Ahmed has also critiqued the term "Islamophobia," arguing that it has become a "shield for jihadis" and that the term should not be used in hate crime legislation in Western societies as it enables Islamists to exploit it. When discussing physical and verbal attacks against Muslims such as the Christchurch mosque attack and comments made by Australian senator Fraser Anning, Ahmed stated "This kind of bigotry is not hard to recognise or condemn. Nor does it require a new law. All of this matters because, while we’re getting better at thwarting terrorist attacks, we’re still fighting their ideological underpinning. As a secular pluralistic democracy, we have weapons: intellectual scrutiny, critical thinking and above all the insight to command the language of this war of ideas.

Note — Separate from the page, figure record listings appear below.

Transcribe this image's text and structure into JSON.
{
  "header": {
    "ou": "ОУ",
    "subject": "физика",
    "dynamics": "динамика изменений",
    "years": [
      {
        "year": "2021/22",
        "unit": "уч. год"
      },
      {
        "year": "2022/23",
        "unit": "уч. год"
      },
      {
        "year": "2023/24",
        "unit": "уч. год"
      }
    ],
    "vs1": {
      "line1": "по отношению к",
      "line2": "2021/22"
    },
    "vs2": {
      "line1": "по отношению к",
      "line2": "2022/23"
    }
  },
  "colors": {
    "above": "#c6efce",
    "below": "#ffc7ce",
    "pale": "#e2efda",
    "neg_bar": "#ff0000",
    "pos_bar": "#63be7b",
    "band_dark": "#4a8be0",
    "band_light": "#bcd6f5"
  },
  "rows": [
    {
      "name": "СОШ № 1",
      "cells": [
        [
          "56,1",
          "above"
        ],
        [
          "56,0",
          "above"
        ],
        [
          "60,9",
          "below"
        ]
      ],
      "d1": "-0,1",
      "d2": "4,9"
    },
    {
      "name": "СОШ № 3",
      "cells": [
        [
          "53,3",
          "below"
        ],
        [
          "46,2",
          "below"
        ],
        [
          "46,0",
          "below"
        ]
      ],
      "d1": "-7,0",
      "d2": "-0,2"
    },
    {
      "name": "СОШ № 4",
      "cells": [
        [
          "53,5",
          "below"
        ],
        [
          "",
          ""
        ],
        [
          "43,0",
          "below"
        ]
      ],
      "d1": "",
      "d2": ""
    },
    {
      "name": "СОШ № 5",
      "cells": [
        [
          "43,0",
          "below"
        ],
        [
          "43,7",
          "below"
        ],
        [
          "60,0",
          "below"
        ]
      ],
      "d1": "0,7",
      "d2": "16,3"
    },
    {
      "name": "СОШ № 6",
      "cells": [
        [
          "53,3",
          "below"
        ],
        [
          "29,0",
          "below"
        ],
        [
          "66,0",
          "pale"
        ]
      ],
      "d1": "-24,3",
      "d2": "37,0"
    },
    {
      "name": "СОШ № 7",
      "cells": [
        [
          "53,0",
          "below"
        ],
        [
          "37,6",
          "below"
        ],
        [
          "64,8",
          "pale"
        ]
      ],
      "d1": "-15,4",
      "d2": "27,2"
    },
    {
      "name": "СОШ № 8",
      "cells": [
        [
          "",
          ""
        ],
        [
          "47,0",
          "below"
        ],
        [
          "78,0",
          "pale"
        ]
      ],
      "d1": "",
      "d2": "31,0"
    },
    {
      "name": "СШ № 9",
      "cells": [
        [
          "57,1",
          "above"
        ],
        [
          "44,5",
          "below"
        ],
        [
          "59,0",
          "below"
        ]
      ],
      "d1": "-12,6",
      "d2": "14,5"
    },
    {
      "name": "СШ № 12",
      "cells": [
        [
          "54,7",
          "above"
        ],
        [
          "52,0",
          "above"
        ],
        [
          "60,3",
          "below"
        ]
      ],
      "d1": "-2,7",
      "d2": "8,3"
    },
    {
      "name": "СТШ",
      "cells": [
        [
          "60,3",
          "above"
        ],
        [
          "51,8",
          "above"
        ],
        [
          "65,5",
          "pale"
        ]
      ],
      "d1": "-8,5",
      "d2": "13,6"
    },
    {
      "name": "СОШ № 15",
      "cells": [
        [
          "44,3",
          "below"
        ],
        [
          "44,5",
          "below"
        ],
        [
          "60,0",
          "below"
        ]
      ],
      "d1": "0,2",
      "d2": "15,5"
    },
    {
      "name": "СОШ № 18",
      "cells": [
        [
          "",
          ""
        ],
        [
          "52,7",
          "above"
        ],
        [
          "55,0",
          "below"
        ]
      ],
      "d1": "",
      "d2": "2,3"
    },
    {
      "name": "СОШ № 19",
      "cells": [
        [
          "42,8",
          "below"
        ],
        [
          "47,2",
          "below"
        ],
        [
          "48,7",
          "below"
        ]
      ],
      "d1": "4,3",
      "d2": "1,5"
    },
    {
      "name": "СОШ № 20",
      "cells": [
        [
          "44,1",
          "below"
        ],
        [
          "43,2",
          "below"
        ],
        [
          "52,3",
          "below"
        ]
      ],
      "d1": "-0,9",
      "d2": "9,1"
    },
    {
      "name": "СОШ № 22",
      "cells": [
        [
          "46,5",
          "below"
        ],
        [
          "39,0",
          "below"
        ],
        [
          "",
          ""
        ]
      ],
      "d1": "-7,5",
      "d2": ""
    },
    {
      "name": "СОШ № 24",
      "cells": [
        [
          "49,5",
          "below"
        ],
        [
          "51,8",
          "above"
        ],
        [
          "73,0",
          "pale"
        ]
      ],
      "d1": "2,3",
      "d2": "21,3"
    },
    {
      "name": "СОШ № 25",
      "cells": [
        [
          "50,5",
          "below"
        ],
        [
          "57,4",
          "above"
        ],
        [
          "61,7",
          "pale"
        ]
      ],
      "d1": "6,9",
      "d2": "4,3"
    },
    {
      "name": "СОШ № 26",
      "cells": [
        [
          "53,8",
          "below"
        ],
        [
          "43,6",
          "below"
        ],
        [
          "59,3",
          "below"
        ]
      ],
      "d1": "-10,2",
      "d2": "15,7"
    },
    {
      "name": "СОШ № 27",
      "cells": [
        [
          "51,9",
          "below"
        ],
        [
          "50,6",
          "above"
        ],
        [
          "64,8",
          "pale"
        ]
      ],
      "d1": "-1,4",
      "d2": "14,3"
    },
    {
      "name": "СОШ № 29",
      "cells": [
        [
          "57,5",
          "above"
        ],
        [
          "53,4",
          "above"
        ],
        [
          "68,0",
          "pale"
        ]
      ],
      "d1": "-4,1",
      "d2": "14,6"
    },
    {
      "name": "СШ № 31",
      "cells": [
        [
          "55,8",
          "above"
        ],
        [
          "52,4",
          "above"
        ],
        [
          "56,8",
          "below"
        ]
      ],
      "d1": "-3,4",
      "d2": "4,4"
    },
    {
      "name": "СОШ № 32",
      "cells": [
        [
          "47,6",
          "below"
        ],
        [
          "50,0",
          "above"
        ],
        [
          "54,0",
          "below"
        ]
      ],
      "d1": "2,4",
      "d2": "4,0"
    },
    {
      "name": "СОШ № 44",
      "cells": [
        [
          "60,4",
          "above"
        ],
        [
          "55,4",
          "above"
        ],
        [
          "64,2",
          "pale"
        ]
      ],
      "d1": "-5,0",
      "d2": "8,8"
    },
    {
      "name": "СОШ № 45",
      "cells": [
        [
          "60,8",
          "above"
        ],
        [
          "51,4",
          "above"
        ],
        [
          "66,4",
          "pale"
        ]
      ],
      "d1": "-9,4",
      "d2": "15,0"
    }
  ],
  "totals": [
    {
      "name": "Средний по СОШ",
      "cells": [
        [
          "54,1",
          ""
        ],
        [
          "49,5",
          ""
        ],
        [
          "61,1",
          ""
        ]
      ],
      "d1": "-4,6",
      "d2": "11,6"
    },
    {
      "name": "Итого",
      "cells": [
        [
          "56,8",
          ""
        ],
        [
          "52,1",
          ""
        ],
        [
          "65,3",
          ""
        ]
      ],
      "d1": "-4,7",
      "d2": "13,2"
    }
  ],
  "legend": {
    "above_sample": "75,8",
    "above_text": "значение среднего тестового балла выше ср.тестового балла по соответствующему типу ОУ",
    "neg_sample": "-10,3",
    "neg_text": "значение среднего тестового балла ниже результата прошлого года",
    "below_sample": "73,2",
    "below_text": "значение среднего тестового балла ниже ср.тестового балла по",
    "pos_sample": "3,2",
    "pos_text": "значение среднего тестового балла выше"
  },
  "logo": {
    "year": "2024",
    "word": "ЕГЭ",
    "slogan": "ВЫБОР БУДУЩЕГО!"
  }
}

And to use the word Islamophobia when talking about anti-Muslim xenophobia is to use the vocabulary and adopt the rulebook of the Islamists who wish to obfuscate their intent."[15]
Views on Israel
Ahmed is opposed to boycotts against Israel and has described the BDS movement as an attempt to vilify Israel.[3] Although Ahmed has expressed opposition to the occupation of the Palestinian Territories, she has also stated that handing them over at the present time would mean ceding the territories to "a virulent Jihadist ideology" and leaders calling for Israel's destruction.[3]
In 2010, Ahmed described herself as an "Accidental Zionist" and that "Eretz Yisrael is a vital shelter, an only shelter, from lethal, genocidal anti-Semitism... If we care for wider humanity at all, we must all be 'accidental' Zionists and want for the Jews, for the Israelis, what each Muslim already has for themselves: a future, a nation and a faith, secured."[16]